There's also the matter of remembering that a party's nominating contest is not a democracy:
[T]he rules could have been and should have been familiar to Trump since before the campaign began, as there’s nothing new or unusual about the GOP using a system of delegates to choose the nominee if no one clinches a majority on the first ballot. It mirrors the Constitution’s deputization of the House of Representatives to choose the president if no candidate clinches a majority of electoral votes. You could have a rule that says whoever has a plurality of EVs wins — but we don’t. You could have a rule that does away with EVs entirely and makes the winner of the popular vote president — but we don’t....
Incidentally, correct me if I’m wrong, political junkies, but since the GOP is a private organization, they could change the rules to cancel all primaries and have Reince Priebus handpick the nominee and there’s nothing legally anyone could do about it.

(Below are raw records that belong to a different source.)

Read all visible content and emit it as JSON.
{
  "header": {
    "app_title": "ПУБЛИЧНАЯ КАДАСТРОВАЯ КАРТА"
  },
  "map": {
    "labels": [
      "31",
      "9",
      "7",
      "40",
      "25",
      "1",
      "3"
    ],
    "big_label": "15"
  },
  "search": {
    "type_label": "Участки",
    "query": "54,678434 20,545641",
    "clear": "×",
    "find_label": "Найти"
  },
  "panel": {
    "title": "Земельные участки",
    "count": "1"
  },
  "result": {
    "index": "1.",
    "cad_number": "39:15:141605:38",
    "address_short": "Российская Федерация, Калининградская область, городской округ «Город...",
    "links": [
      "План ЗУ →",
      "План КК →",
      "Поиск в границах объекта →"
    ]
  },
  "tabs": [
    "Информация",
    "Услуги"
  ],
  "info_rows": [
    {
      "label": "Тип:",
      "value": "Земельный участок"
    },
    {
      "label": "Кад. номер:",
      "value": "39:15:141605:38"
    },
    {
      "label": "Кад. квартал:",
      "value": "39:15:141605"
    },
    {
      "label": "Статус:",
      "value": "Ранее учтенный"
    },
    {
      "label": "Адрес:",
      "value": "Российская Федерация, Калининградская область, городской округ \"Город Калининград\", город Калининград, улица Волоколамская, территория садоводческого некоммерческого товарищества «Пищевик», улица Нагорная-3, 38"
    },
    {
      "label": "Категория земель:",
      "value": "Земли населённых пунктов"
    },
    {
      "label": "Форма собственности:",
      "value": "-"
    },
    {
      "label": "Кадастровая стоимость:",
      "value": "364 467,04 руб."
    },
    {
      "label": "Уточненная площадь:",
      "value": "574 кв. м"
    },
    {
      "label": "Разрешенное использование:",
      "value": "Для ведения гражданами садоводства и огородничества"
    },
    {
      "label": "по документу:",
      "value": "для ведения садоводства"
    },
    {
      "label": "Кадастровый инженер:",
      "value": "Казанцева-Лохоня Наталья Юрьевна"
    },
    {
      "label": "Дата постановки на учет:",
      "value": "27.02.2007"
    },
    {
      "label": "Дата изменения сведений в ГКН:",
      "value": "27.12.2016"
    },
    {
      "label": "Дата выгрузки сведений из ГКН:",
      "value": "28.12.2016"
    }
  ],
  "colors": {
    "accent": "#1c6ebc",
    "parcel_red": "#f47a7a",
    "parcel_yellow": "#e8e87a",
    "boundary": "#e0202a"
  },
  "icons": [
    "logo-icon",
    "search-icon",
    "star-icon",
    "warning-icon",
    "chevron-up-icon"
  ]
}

Hence Cruz’s reply today: “I’m amused – when Donald doesn’t know what to do, it’s threaten lawsuits.” [emphasis added]
Pop quiz: How many times in the past three months alone has Trump threatened to sue Ted Cruz over one thing or another? I can remember (1) over his eligibility, (2) over losing the Iowa Caucuses, and now (3) over Cruz beating him at the one game he doesn't know how to play, never bothered to learn, and might prove decisive in Cleveland three and a half months from now:
While Trump cries foul, Cruz is racking up support from prospective delegates across the country, even in States where Trump dominated the primary. From Louisiana to Georgia to South Carolina — all Trump victories — delegates and delegate candidates are lining up to back Cruz, who’s romped among the Republican activist class that tends to control this part of the process. South Dakota’s delegates and early contests in Iowa also appear to favor Cruz.
“I’ve been telling the Trump campaign for eight months now that they’re making a mistake by not reaching out to RNC members to establish relationships,” said one South Carolina Republican participating in the State’s delegate selection process. “He hasn’t done any of that. … That’s usually the kind of thing that presidential candidates do.”…
“There’s a definite gradation of their efforts. Cruz’s campaign is very active. They are actively trying to get Cruz-friendly delegates elected,” said Jeff Kaufmann, chairman of the Iowa Republican Party. “Trump’s campaign has that as a goal but isn’t doing it as aggressively.”
It turns out that - whaddaya know? - politics really is a profession, you really do need experience to succeed at it, and outsiders are neither qualified nor competent to jump into it at the highest levels and automatically and effortlessly "win". That is, as much as any other reason, why it is critically vital to deny Donald Trump the Republican presidential nomination. "Populism" is a dangerous cancer spouting and pushing dangerous nonsense, and it must be excised from the GOP before it can take over and terminalize the "patient".
Think of it as averting the Republican Party's "democratization".
UPDATE: Trump is trying to play catch-up, though - He just hired Paul Manafort, the guy who’s been advising Vladimir Putin’s man in Ukraine, as his convention manager. Which means no guns in Quicken Loans Arena, but any and all manner of poisons are on the table. I hope Senator Cruz has hired an army of food-tasters.